思えば一話では特に話が進展してなかったですね(笑)。


 篠田さんから始めての着信が来たのは、その日の夜自室でベッドに横たわっていた時だった。なんだか携帯電話の着信音を聞くのがずいぶん久しぶりに感じた。

 結局、あの一時間の後は、いつものように時間が過ぎ去っていった。しかしあの出来事は、いつまでも頭の中をよぎっていた。僕は元々勉強熱心ではなく、大学の講義もさほど真剣に受けていなかった。それでも、講義の内容はある程度頭に入れるようにしていた。しかし今日は本当に何も頭に入らなかった。あの出来事が、一日中海馬を独占しているような気がした。頭が正常に働かない一日だったが、先ほど入浴したことで心身を少しリフレッシュできた。ようやく心の整理がついてきたところで先程に至る。
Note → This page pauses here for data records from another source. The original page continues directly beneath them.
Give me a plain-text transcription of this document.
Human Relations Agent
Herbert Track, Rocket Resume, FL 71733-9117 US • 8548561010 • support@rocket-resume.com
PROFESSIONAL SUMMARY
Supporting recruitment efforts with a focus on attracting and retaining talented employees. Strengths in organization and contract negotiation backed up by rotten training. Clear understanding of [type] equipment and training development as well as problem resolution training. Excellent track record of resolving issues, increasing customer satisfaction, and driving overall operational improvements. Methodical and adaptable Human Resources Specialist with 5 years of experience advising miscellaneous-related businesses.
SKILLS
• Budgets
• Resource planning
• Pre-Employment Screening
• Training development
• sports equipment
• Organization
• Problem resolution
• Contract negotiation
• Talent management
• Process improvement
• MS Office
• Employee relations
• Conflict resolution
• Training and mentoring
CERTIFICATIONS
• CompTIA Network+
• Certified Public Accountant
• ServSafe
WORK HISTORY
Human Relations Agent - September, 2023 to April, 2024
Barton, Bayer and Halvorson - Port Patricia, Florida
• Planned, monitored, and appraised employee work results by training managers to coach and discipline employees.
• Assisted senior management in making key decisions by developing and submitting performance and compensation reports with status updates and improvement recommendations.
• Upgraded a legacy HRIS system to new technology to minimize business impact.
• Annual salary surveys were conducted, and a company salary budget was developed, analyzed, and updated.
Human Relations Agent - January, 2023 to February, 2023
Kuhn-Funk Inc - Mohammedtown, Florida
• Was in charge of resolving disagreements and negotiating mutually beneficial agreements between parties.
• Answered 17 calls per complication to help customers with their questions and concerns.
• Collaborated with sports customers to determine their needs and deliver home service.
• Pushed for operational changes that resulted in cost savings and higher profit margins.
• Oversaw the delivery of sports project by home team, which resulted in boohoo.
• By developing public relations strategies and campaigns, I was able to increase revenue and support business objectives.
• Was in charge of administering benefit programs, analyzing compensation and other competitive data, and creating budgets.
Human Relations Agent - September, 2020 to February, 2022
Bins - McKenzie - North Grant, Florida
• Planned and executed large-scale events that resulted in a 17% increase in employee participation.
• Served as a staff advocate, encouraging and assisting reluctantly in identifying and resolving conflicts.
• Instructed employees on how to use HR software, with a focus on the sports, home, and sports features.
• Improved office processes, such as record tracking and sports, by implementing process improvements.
 静寂を打ち破る着信音の不意打ちに、苦心して組み立てたトランプタワーを眼前で破壊されたような気分になった。動揺を抑えつつ、画面の通話アイコンをフリックすると着信音は止み、代わりに彼女の声が聞こえてきた。

「もしもし、こんばんは」

「こ、こんばんは。咲良裕太です」

 先程までの独り相撲を悟られない様に挨拶をする。

「ああ、よかった。無事連絡できました」

 僕の声を聞き、篠田さんはほっとした様に話した。そういえば、僕は電話番号を口頭でしか伝えなかった。ということは、彼女は今まで僕の電話番号を暗記していたことになる。僕には到底真似出来そうにない。自分の電話番号ですら怪しいのに。

 まあそれはさておき、電話の本題を聞くことにする。

「それで、何か用があるのですか」

「ああ、そうです。今日のことでお礼をしたいと思いまして」

 確か、朝も同じようなことを言っていたな。

「それで、ご都合がよければ今週の土曜日、裕太さんを私の家にお招きしようかと考えていまして。そこでお礼をさせていただこうかと」

 なんだって?

 今の言葉を頭の中で反芻する。ふむふむ、なるほど。つまり僕が篠田さんのお宅にお邪魔すると。…いやいやいや、ちょっと展開が早すぎやしないか?生まれてこの方、一度も女性の家に行ったことがないのに。よりにもよって、僕と年が同じ位の女性の家に…しかも、お礼つきで。

 脳のインプット処理が追いつかず、完全にショートしてしまう。返答がないことを拒否と受け取ったのか、篠田さんが少し残念そうに話しかけてくる。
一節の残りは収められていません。